Learning Tech Is Different From Consuming It

We are all consumers of technology. An alarm clock wakes us up. Hot coffee from a coffee maker poured in a cup. The microwave dings- there’s our meal. And so on and so forth.

Our daily consumption of technology, which started since we were young, is not limited to just food sustenance- it also includes an important aspect: education. Technology is projected to play a bigger role in our education, hastened by our pandemic situation. If not for edtech, learning at home will be harder than it is. Desktop computers, tablets and smartphones can all be used to consume information and education.

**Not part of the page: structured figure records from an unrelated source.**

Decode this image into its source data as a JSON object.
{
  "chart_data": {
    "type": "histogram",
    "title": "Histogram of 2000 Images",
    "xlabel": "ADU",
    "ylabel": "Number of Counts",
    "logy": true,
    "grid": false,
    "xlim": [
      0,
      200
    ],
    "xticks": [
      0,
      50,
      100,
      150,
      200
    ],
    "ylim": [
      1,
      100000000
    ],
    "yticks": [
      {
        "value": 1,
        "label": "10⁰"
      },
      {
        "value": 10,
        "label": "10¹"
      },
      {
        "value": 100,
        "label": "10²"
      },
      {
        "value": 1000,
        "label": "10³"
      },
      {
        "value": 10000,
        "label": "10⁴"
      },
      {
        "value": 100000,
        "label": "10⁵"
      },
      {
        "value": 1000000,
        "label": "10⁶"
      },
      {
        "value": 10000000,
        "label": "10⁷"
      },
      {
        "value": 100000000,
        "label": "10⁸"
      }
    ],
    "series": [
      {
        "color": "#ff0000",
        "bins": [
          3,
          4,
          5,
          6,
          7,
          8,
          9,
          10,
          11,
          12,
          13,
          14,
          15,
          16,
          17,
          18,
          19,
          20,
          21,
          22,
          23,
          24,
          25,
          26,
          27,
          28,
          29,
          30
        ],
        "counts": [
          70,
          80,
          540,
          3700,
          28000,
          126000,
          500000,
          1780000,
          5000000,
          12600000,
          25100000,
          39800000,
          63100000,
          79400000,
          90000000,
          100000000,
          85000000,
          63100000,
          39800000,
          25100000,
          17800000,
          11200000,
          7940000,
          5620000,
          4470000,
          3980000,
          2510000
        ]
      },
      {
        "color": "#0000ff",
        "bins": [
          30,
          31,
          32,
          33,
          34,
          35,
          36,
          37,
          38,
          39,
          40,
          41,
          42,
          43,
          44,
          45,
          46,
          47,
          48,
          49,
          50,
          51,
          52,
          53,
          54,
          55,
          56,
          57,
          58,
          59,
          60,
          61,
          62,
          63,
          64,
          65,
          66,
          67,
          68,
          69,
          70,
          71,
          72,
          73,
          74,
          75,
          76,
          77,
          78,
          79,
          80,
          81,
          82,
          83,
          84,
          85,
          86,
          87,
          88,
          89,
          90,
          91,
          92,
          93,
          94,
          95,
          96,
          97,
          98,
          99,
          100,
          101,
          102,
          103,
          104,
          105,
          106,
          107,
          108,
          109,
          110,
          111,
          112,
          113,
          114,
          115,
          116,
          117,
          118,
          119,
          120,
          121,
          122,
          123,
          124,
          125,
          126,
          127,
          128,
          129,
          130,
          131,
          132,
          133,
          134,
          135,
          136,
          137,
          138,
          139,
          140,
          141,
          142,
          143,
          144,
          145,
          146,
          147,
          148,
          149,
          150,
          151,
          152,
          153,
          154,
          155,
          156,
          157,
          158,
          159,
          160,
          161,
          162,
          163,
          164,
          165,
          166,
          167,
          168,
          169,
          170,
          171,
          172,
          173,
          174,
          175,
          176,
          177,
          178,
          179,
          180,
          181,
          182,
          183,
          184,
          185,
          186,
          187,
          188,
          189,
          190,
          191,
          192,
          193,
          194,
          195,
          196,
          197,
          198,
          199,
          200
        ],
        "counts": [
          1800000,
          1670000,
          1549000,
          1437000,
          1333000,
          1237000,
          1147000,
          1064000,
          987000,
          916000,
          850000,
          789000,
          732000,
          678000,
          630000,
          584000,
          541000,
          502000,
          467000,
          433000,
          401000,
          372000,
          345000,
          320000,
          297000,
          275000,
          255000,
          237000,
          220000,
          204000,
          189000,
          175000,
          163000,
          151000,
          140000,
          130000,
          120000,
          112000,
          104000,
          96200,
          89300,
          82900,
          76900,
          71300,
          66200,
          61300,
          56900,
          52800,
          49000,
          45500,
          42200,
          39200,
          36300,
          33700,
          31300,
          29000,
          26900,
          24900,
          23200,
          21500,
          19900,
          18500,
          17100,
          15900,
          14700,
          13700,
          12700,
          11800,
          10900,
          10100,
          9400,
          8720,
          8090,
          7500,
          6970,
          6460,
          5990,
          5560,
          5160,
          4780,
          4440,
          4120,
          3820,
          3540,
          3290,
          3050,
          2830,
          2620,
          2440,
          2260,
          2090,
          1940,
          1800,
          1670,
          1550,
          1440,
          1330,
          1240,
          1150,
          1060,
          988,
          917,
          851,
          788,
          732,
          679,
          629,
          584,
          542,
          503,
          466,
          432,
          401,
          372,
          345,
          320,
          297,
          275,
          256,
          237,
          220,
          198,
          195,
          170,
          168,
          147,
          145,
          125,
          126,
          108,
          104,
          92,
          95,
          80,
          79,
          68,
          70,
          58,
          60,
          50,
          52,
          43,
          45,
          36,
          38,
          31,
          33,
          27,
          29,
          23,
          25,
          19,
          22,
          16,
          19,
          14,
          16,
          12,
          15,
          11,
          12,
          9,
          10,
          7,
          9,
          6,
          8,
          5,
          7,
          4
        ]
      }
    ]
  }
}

Although it is not that obvious to most of us, there is a big difference between simply consuming tech to actually learning tech. Consuming implies passivity- learning involves activity. Many get absorbed by technology without producing much result. A child watching hours of TV, or is hooked on a video game or app are some examples.

Learning, on the other hand, stimulates one to think and often leads to creativity. One can learn and acquire new skills by watching and mimicking YouTube do-it-yourself tutorials. As the cliches go, “because it is only when we create something will it be our own,” and “only when we create (or teach) will we understand”. YouTube culture has grown in a rapid pace during our time- the online community has inspired many to go and create their own videos, from the mundane to the highly-intellectual, and oftentimes educational.

All video games are not created equal- there are those that are basically just time-consuming, and those like Minecraft that foster creativity and learning. Children and adults alike get to build things using geometric shapes- this requires reasoning, strategy and spatial awareness. The Minecraft player gets to play the architect/builder in a digitized world of his/her imagining. The player can also interact with other players, collaborative learning or more precisely cooperative building is encouraged in order to yield better results. Research points out that the game may help children with problem-solving, design and engagement.

Apps that can be used for educational purposes are continuously being developed and produced. YouTube videos are steadily uploaded and viewed around the world. It is easy to get lost in the virtual world with this plethora of content, and internet safety is always a concern since not all digital material are deemed safe for all ages. Teacher tools like Visible Internet is a solution one can employ so parents and educators can efficiently supervise and guide learners with their consumption and learning of technology.